Chart: The 30-Year and 10-Year T-bill Yields

By measuring the spread between two different maturity-bonds, the smart money can come to some serious conclusions regarding where the economy is heading...


(6) Contrarian-News Market Approach

Last but not least, is an empirical indicator that has proved highly reliable throughout the years.

When key news is released and the market goes the other way it should, then there is an 80% probability that the market will continue in that contrarian direction. When the market trades against the news it is an indicator that the smart money buys or sells aggressively in the opposite direction of the news.

This is a common situation when trading shares.
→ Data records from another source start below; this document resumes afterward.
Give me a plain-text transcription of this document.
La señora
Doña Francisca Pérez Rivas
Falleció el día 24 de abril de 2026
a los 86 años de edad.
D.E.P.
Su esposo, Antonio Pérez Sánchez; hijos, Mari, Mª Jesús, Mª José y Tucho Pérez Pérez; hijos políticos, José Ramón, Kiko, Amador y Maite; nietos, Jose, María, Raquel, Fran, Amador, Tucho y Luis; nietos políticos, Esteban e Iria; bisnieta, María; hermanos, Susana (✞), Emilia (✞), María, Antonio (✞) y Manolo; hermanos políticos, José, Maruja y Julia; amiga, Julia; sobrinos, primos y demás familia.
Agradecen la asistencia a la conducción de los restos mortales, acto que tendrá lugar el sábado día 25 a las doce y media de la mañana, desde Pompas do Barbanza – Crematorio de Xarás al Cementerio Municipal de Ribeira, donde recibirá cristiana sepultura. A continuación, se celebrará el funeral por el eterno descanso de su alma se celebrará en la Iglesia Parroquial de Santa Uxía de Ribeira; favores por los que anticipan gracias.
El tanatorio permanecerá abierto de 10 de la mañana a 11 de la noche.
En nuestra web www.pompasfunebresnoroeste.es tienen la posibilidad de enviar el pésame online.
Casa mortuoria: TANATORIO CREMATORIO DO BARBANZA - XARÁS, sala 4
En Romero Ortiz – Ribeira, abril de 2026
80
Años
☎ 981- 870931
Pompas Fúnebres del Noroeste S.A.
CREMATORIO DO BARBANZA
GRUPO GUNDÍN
Let's see an example:

  • A company has beaten its earnings estimates by 5% for the 2nd quarter
  • As the market opens, the good news is released and intraday speculators are buying aggressively as they anticipate a strong move is on the way
  • The share of that company moves slightly up for the first few minutes (demand>supply), followed by increased volume activity
  • Suddenly the volume activity booms and the share price retraces to the levels before the news release (supply>demand)
  • At this point, there is an 80% probability that this share will continue falling
  • The simple explanation is that the smart money got in before the news and waited for this news release to unload tons of shares

-Now, as the majority of speculators will realize that this share will not move any higher they will try to get out immediately. In other words, blood is about to get spilled on the trading floor.

-The same contrarian-news trading approach can be applied in any other market, including the Foreign Exchange Market.


Final Thoughts on Smart Money

No matter how good you can become at reading the above six indicators don't forget to add a little bit of contrarian flavor to your decision-making. Smart money tends to move the opposite way than the general market sentiment. The greatest trading opportunities in life are always against the general market sentiment.